Basketball may be in her bloodlines, but it is how the sport has brought her family together that has made her love for the sport grow.
"Before I started playing at Boston College, my extended family never came to games," said Brown. "When I started playing here, throughout the years it has brought my family together, which has been special. Whenever I look up in the stands now, my grandfather, grandmother, aunts, uncles, cousins and people I don't get to see on a regular basis come to the games."
Along with receiving lots of support from her family, Brown also receives support from her non-related fans. After being a semi-finalist on American Idol four years ago, Brown is hoping her musical talents will take her on the next journey of life.
"I sing all of the time," said Brown, who released her second CD called Circles, last week. "I sang on the CBS Morning Show in New York last week and I will sing a lot more in the future. The year that I got off of American Idol, the Boston Pops Symphony Orchestra asked me to sing at the Fourth of July spectacular on the esplanade in Boston.

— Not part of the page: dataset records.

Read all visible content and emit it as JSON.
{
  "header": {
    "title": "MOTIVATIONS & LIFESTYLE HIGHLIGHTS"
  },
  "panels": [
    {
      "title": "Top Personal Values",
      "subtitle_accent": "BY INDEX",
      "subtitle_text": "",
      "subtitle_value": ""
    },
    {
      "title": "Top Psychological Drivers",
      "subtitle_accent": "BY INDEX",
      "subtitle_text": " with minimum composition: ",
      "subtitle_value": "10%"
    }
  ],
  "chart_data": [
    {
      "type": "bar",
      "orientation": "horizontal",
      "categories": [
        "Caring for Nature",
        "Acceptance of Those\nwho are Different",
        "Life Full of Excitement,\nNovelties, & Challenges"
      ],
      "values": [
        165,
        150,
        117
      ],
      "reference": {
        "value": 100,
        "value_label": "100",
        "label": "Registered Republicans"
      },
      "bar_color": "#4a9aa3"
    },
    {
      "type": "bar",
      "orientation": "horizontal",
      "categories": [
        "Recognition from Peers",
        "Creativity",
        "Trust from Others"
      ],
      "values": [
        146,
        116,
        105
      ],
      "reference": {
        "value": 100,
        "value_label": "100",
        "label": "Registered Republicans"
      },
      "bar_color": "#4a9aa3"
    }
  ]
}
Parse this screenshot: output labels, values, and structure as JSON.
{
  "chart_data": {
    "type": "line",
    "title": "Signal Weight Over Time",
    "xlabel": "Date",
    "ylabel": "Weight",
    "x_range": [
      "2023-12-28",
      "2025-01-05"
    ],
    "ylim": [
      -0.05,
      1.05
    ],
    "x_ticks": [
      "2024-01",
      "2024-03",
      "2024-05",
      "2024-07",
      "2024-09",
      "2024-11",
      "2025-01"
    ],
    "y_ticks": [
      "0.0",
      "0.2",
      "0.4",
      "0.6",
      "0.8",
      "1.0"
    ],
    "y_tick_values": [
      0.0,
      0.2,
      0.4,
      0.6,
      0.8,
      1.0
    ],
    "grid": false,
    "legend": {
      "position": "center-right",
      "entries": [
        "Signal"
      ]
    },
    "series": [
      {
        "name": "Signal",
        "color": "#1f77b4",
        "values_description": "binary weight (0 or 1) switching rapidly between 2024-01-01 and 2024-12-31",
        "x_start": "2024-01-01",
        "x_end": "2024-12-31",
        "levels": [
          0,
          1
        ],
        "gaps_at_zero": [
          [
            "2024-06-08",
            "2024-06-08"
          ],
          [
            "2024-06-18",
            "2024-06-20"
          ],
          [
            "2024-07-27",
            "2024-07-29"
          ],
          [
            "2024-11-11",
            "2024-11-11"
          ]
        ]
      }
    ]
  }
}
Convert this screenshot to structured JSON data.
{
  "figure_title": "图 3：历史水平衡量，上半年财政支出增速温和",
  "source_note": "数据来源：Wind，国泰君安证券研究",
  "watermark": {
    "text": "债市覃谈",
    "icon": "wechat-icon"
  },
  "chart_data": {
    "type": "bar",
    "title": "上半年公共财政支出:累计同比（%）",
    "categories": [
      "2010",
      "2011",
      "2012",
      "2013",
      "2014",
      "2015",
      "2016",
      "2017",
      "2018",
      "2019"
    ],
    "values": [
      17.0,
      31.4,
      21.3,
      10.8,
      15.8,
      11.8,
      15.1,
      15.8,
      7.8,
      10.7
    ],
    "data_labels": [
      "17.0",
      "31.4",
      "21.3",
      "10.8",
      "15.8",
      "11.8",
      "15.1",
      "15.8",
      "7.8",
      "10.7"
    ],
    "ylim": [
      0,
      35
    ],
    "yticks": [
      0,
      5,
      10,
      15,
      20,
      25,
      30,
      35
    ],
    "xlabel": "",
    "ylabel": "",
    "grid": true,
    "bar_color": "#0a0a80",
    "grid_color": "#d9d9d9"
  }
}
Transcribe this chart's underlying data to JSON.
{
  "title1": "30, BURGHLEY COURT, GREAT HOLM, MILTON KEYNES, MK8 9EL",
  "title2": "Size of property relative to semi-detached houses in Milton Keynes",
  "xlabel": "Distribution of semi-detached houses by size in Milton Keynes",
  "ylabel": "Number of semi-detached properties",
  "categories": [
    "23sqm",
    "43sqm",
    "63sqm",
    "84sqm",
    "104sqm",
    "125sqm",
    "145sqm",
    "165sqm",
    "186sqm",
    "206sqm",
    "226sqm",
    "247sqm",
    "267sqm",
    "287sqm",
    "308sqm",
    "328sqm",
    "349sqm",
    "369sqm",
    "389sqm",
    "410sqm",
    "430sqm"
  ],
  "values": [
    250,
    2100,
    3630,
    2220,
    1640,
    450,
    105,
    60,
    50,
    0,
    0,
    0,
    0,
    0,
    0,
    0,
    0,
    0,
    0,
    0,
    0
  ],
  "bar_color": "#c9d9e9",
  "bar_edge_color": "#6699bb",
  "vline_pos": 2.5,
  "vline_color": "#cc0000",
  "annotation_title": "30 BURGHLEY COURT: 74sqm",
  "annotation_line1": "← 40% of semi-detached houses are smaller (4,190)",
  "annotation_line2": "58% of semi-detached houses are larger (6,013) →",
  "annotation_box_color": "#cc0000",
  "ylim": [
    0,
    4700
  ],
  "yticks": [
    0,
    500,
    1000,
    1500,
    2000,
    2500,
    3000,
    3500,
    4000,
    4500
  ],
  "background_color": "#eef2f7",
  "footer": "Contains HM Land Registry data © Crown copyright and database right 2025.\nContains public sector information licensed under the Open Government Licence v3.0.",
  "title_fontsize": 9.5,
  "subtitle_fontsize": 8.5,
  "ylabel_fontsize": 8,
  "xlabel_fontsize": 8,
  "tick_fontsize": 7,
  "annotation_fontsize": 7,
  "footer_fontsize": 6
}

On Idol you know that 35 million people are watching, but there are cameras you are singing to. To actually look out in the crowd and see one million people is incredible."
If being gifted both athletically and musically isn't enough, Brown expanded her interests even more last month during her father's senatorial campaign.
"I was very vocal in the last month of the election," said Brown, who was the No. 2 most searched subject on the internet after her father's acceptance speech (link to http://www.youtube.com/watch?v=6eBWfUTgEsM
). "My sister and I held our own press conference after his opponent, Martha Coakley, started running negative ads about my dad. We took a stance and demanded that she take the negative ads down as they were not the way to conduct politics. We felt that it wasn't positive for young women trying to get into politics. That was nerve-wrecking, but exciting. Once we did that I was on-board from then to the end of the election."
No matter what happens to Brown after the season, it may be her love for basketball that keeps her balanced in life.
"Something that my dad and I still have that is priceless is that we will play 21 together," said Brown. "It's not your typical 21 where you are playing one-on-one. Instead it is based on foul shots. Even after all of these years, he doesn't have to shoot a ball for a year or two and he will still beat me. He is such a good shooter and beats me. It's his claim to fame and whenever he wants to put me down he will challenge me to a game of 21. I really need to challenge him to a game of 21 whenever he is not in Washington or something."